The mail order shopping group, which sells everything from homeware and shoes to clothing, said October and November sales increased by 1.5pc and 3pc respectively, after a 10.8pc slump in September. That meant a 2.3pc decline in overall third-quarter sales, and a 1.2pc fall in the year to date.

Questor is concerned that investors diving back into the shares may be jumping the gun. N Brown has managed to increase sales recently, but at what price? The build-up of stock from the slow September may have been sold at reduced prices to remove the overhang.

N Brown did not provide details on the profit performance but did say that its gross profit margin was in line with management expectations, and the company provided “competitive value” for customers. The retailer said it expects “extremely competitive” conditions to remain until the end of the year and kept guidance unchanged.

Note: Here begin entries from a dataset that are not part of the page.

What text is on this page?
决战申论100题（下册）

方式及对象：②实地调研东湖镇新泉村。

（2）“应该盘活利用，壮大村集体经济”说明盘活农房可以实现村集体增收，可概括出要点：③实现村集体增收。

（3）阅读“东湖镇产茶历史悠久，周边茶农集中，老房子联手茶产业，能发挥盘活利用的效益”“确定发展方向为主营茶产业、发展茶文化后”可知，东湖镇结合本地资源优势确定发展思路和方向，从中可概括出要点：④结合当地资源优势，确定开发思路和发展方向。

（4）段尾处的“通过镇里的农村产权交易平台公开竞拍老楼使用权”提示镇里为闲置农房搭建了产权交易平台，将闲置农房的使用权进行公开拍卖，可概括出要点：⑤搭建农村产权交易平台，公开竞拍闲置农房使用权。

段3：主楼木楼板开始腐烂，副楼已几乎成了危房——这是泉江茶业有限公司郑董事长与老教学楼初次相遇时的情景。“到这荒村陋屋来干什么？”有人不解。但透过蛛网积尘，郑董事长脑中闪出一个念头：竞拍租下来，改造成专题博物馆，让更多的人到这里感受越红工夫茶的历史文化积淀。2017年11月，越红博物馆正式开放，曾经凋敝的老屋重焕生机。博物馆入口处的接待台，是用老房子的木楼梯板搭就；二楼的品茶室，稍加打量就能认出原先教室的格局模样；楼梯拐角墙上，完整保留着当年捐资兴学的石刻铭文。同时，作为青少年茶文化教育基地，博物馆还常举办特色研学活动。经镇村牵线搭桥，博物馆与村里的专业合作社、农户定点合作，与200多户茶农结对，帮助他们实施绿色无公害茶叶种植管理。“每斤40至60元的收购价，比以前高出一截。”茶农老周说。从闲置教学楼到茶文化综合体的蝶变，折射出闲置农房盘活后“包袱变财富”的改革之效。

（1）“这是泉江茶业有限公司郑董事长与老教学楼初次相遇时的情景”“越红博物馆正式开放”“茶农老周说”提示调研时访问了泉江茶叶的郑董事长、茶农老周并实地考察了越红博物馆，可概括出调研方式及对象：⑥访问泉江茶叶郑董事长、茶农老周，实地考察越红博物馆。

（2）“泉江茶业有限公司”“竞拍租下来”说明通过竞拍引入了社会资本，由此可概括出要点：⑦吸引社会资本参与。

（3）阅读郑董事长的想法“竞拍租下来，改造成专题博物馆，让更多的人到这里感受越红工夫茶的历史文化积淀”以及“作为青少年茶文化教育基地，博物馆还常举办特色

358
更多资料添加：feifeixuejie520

Market expectations are for pre-tax profits of £88.6m in the year to the end of February, down 9pc on the £97.3m in the previous 12 months.

The other challenge facing the company is shifting from a catalogue-only business model, which is low cost, to selling online, in stores and catalogues and in America, which is increasing selling and administration costs. In the first half of the year operating profits declined 6.6pc on revenue down 0.6pc.

N Brown is still generating plenty of cash. However, with capital investment on a new distribution centre increasing to £30.8m, from £8.5m last year, net debt rose to £205.2m, from £197.9m last year. The debt levels compare with net assets of £495.3m.

The group’s reputation has been built on clothes in bigger sizes; the current poster boy for the company is the cricketer Andrew Flintoff and brands include High & Mighty, Jacamo and Simply Be.

We have previously warned about slowing sales and said it was “prudent to take some profits” (Sell, 465p, May 3). The shares are down 25pc since then, and with debts rising and sales slowing we retain that prudent approach. Sell.